From time to time there are substantial reports on the status of education and it is always interesting to return to them well after publication to re-read and reflect on their observations. In 2010, McKinsey did a follow up to their 2007 report on improving school systems. Re-examining their comments and observations, makes for an interesting read.
Much of the writing below simply takes comments straight from the executive summary of the report titled How the world’s most improved school systems keep getting better. Whether you read the whole executive summary or reflect on their observations, it provides lots of food for thought.
A system can make gains from wherever you are – Substantial gains can be accomplished in little time – from 2 to 6 years. Improvements can start from any student outcome level, whatever the geography, culture or income.
There is too little focus on “process’ in the debate today – “improving system performance ultimately comes down to improving the learning experience of students in their classrooms.” To do this, schools change structure, they change their resources, and they change their processes by modifying curriculum and instructional practices.
Each particular stage of the school improvement journey is associated with a unique set of interventions – “all improving systems implement similar sets of interventions to move from one particular performance level to the next….systems would do well to learn from those at a similar stage of the journey rather than from those that are significantly different levels of performance.” Systems cannot continue to improve by doing more of what they have done in the past.
A system’s context might not determine what needs to be done, but it does determine how it’s done – there are significant variations on how things get implemented with regards to sequence, timing, and roll-out. There is little evidence of a one size fits all approach to reform.

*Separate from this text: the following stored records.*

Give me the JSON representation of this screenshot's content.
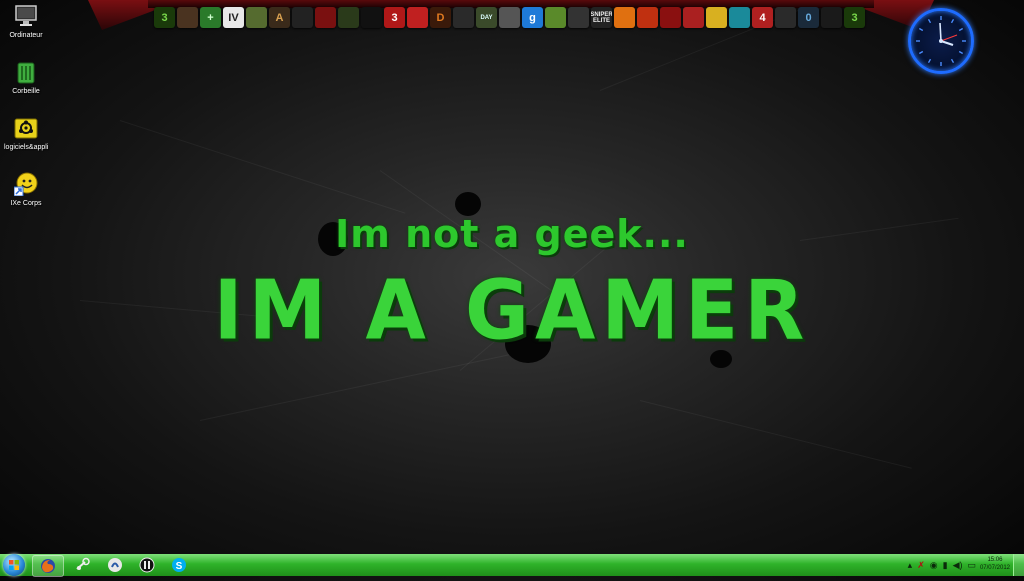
{
  "desktop": {
    "icons": [
      {
        "label": "Ordinateur",
        "icon": "computer-icon"
      },
      {
        "label": "Corbeille",
        "icon": "recycle-bin-icon"
      },
      {
        "label": "logiciels&appli",
        "icon": "biohazard-folder-icon"
      },
      {
        "label": "IXe Corps",
        "icon": "smiley-shortcut-icon"
      }
    ]
  },
  "wallpaper": {
    "line1": "Im not a geek...",
    "line2": "IM A GAMER"
  },
  "dock": {
    "items": [
      {
        "text": "3",
        "bg": "#1a3a0a",
        "fg": "#7ad84a",
        "icon": "half-life-3-icon"
      },
      {
        "text": "",
        "bg": "#4a3320",
        "fg": "#fff",
        "icon": "warrior-icon"
      },
      {
        "text": "+",
        "bg": "#2a7a2a",
        "fg": "#cfffcf",
        "icon": "green-cross-icon"
      },
      {
        "text": "IV",
        "bg": "#e8e8e8",
        "fg": "#222",
        "icon": "gta-iv-icon"
      },
      {
        "text": "",
        "bg": "#556b2f",
        "fg": "#fff",
        "icon": "battlefield-icon"
      },
      {
        "text": "A",
        "bg": "#3a2a1a",
        "fg": "#d8a050",
        "icon": "assassin-icon"
      },
      {
        "text": "",
        "bg": "#222",
        "fg": "#ccc",
        "icon": "skull-icon"
      },
      {
        "text": "",
        "bg": "#7a1010",
        "fg": "#fff",
        "icon": "red-faction-icon"
      },
      {
        "text": "",
        "bg": "#2a3a1a",
        "fg": "#9ad050",
        "icon": "crysis-icon"
      },
      {
        "text": "",
        "bg": "#111",
        "fg": "#ddd",
        "icon": "dark-game-icon"
      },
      {
        "text": "3",
        "bg": "#b01818",
        "fg": "#fff",
        "icon": "mass-effect-3-icon"
      },
      {
        "text": "",
        "bg": "#c02020",
        "fg": "#fff",
        "icon": "flag-icon"
      },
      {
        "text": "D",
        "bg": "#3a1a0a",
        "fg": "#e07a20",
        "icon": "diablo-icon"
      },
      {
        "text": "",
        "bg": "#2a2a2a",
        "fg": "#eee",
        "icon": "hooded-figure-icon"
      },
      {
        "text": "DAY",
        "bg": "#3a4a2a",
        "fg": "#dff",
        "icon": "dayz-icon"
      },
      {
        "text": "",
        "bg": "#555",
        "fg": "#ddd",
        "icon": "soldier-icon"
      },
      {
        "text": "g",
        "bg": "#1e7ad8",
        "fg": "#fff",
        "icon": "garrys-mod-icon"
      },
      {
        "text": "",
        "bg": "#5a8a2a",
        "fg": "#fff",
        "icon": "minecraft-icon"
      },
      {
        "text": "",
        "bg": "#333",
        "fg": "#eee",
        "icon": "winged-emblem-icon"
      },
      {
        "text": "SNIPER ELITE",
        "bg": "#222",
        "fg": "#eee",
        "icon": "sniper-elite-icon"
      },
      {
        "text": "",
        "bg": "#e07010",
        "fg": "#fff",
        "icon": "spiral-icon"
      },
      {
        "text": "",
        "bg": "#c03010",
        "fg": "#fff",
        "icon": "counter-strike-icon"
      },
      {
        "text": "",
        "bg": "#8a1010",
        "fg": "#fff",
        "icon": "crest-icon"
      },
      {
        "text": "",
        "bg": "#aa2020",
        "fg": "#fff",
        "icon": "shield-icon"
      },
      {
        "text": "",
        "bg": "#d8b020",
        "fg": "#300",
        "icon": "borderlands-icon"
      },
      {
        "text": "",
        "bg": "#1a8a9a",
        "fg": "#fff",
        "icon": "assassins-creed-icon"
      },
      {
        "text": "4",
        "bg": "#b02020",
        "fg": "#fff",
        "icon": "left-4-dead-icon"
      },
      {
        "text": "",
        "bg": "#2a2a2a",
        "fg": "#ccc",
        "icon": "skyrim-icon"
      },
      {
        "text": "0",
        "bg": "#1a2a3a",
        "fg": "#6ad",
        "icon": "portal-icon"
      },
      {
        "text": "",
        "bg": "#1a1a1a",
        "fg": "#999",
        "icon": "anchor-icon"
      },
      {
        "text": "3",
        "bg": "#1a3a0a",
        "fg": "#7ad84a",
        "icon": "half-life-3-end-icon"
      }
    ]
  },
  "taskbar": {
    "pinned": [
      {
        "icon": "firefox-icon"
      },
      {
        "icon": "steam-icon"
      },
      {
        "icon": "teamspeak-icon"
      },
      {
        "icon": "juventus-icon"
      },
      {
        "icon": "skype-icon"
      }
    ],
    "tray": [
      {
        "icon": "show-hidden-icons-icon",
        "glyph": "▴"
      },
      {
        "icon": "antivirus-icon",
        "glyph": "✗"
      },
      {
        "icon": "steam-tray-icon",
        "glyph": "◉"
      },
      {
        "icon": "network-icon",
        "glyph": "▮"
      },
      {
        "icon": "volume-icon",
        "glyph": "◀)"
      },
      {
        "icon": "battery-icon",
        "glyph": "▭"
      }
    ],
    "time": "15:06",
    "date": "07/07/2012"
  },
  "colors": {
    "slogan": "#2dc82d",
    "taskbar": "#2fb32a",
    "clock_ring": "#1e6cff"
  }
}
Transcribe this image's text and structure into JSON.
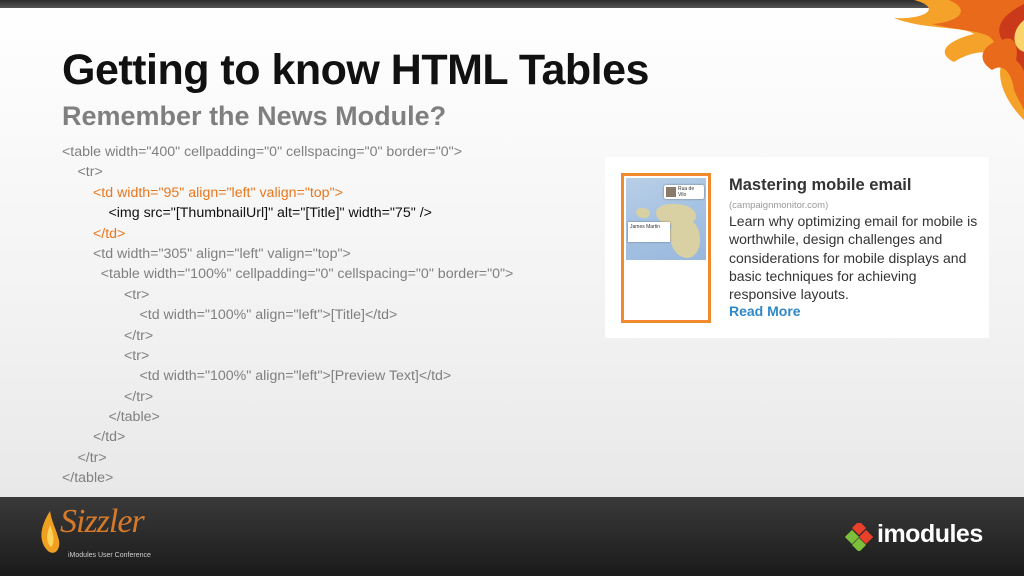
{
  "slide": {
    "title": "Getting to know HTML Tables",
    "subtitle": "Remember the News Module?"
  },
  "code_lines": [
    {
      "text": "<table width=\"400\" cellpadding=\"0\" cellspacing=\"0\" border=\"0\">",
      "indent": 0,
      "style": "gray"
    },
    {
      "text": "<tr>",
      "indent": 1,
      "style": "gray"
    },
    {
      "text": "<td width=\"95\" align=\"left\" valign=\"top\">",
      "indent": 2,
      "style": "orange"
    },
    {
      "text": "<img src=\"[ThumbnailUrl]\" alt=\"[Title]\" width=\"75\" />",
      "indent": 3,
      "style": "black"
    },
    {
      "text": "</td>",
      "indent": 2,
      "style": "orange"
    },
    {
      "text": "<td width=\"305\" align=\"left\" valign=\"top\">",
      "indent": 2,
      "style": "gray"
    },
    {
      "text": "<table width=\"100%\" cellpadding=\"0\" cellspacing=\"0\" border=\"0\">",
      "indent": 2.5,
      "style": "gray"
    },
    {
      "text": "<tr>",
      "indent": 4,
      "style": "gray"
    },
    {
      "text": "<td width=\"100%\" align=\"left\">[Title]</td>",
      "indent": 5,
      "style": "gray"
    },
    {
      "text": "</tr>",
      "indent": 4,
      "style": "gray"
    },
    {
      "text": "<tr>",
      "indent": 4,
      "style": "gray"
    },
    {
      "text": "<td width=\"100%\" align=\"left\">[Preview Text]</td>",
      "indent": 5,
      "style": "gray"
    },
    {
      "text": "</tr>",
      "indent": 4,
      "style": "gray"
    },
    {
      "text": "</table>",
      "indent": 3,
      "style": "gray"
    },
    {
      "text": "</td>",
      "indent": 2,
      "style": "gray"
    },
    {
      "text": "</tr>",
      "indent": 1,
      "style": "gray"
    },
    {
      "text": "</table>",
      "indent": 0,
      "style": "gray"
    }
  ],
  "news_card": {
    "title": "Mastering mobile email",
    "source": "(campaignmonitor.com)",
    "preview": "Learn why optimizing email for mobile is worthwhile, design challenges and considerations for mobile displays and basic techniques for achieving responsive layouts.",
    "read_more": "Read More",
    "thumbnail": {
      "tag_label": "Rua de Vilo",
      "name_label": "James Martin"
    }
  },
  "footer": {
    "left_logo_word": "Sizzler",
    "left_logo_sub": "iModules User Conference",
    "right_logo_word": "imodules"
  },
  "colors": {
    "accent_orange": "#e8771d",
    "link_blue": "#2f88c8",
    "code_gray": "#7f7f7f"
  }
}
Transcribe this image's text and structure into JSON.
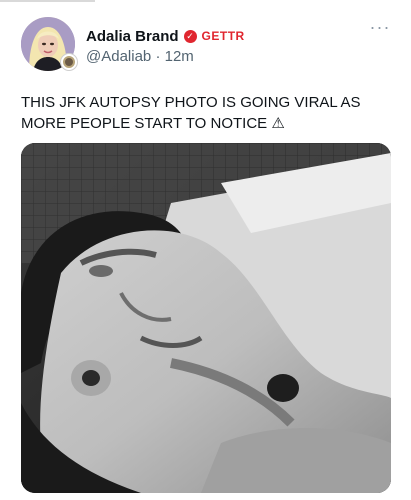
{
  "post": {
    "author": {
      "display_name": "Adalia Brand",
      "handle": "@Adaliab",
      "verified_icon": "verified-badge-icon",
      "source_label": "GETTR"
    },
    "time_separator": "·",
    "timestamp": "12m",
    "more_label": "···",
    "text_line1": "THIS JFK AUTOPSY PHOTO IS GOING VIRAL AS",
    "text_line2": "MORE PEOPLE START TO NOTICE ⚠"
  },
  "colors": {
    "accent": "#e0262f",
    "text": "#0f1419",
    "muted": "#536471"
  }
}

Systems further along the journey sustain improvement by balancing school autonomy with consistent teaching practice – research on poor performing systems shows that focusing on improving instructional practice helps, but such an approach does not work for systems in “good” performance onwards. Rather these systems achieve improvement by increasing the flexibility and responsibility of schools and teachers to shape instructional practice. Two thirds of those on the “good to great” journey “decentralize pedagogical rights to the middle (e.g. district) level or schools.”
Leaders take advantage of changed circumstances to ignite reforms – “of all the systems studied, one or more of three circumstances produce the conditions that triggered reform: a socio-economic crisis; a high profile, critical report of system performance; or a change in leadership….Every system we studied relied upon the presence and energy of a new leader…to jumpstart their reforms.”
Leadership continuity is essential – leadership is critical not only in sparking the reform, but in sustaining it. The median term of leaders who provided new strategic direction is six years, that of new political leaders is seven years. Secondly, improving systems actively cultivate the next generation of system leaders, ensuring a smooth transition of leadership and the longer term continuity in reform goals.
Whatever you take from the report, whether it’s about improving instruction, continuity of leadership or the steps to improve, the thing that stuck out most for me was about how dynamic school environments are. There clearly is no one size fits all, each step in the change process requires care and you must be willing to be adaptable and tenacious in pursuit of change. But it can be done, and the report shows many good considerations as we all look toward improving our systems from wherever they currently stand.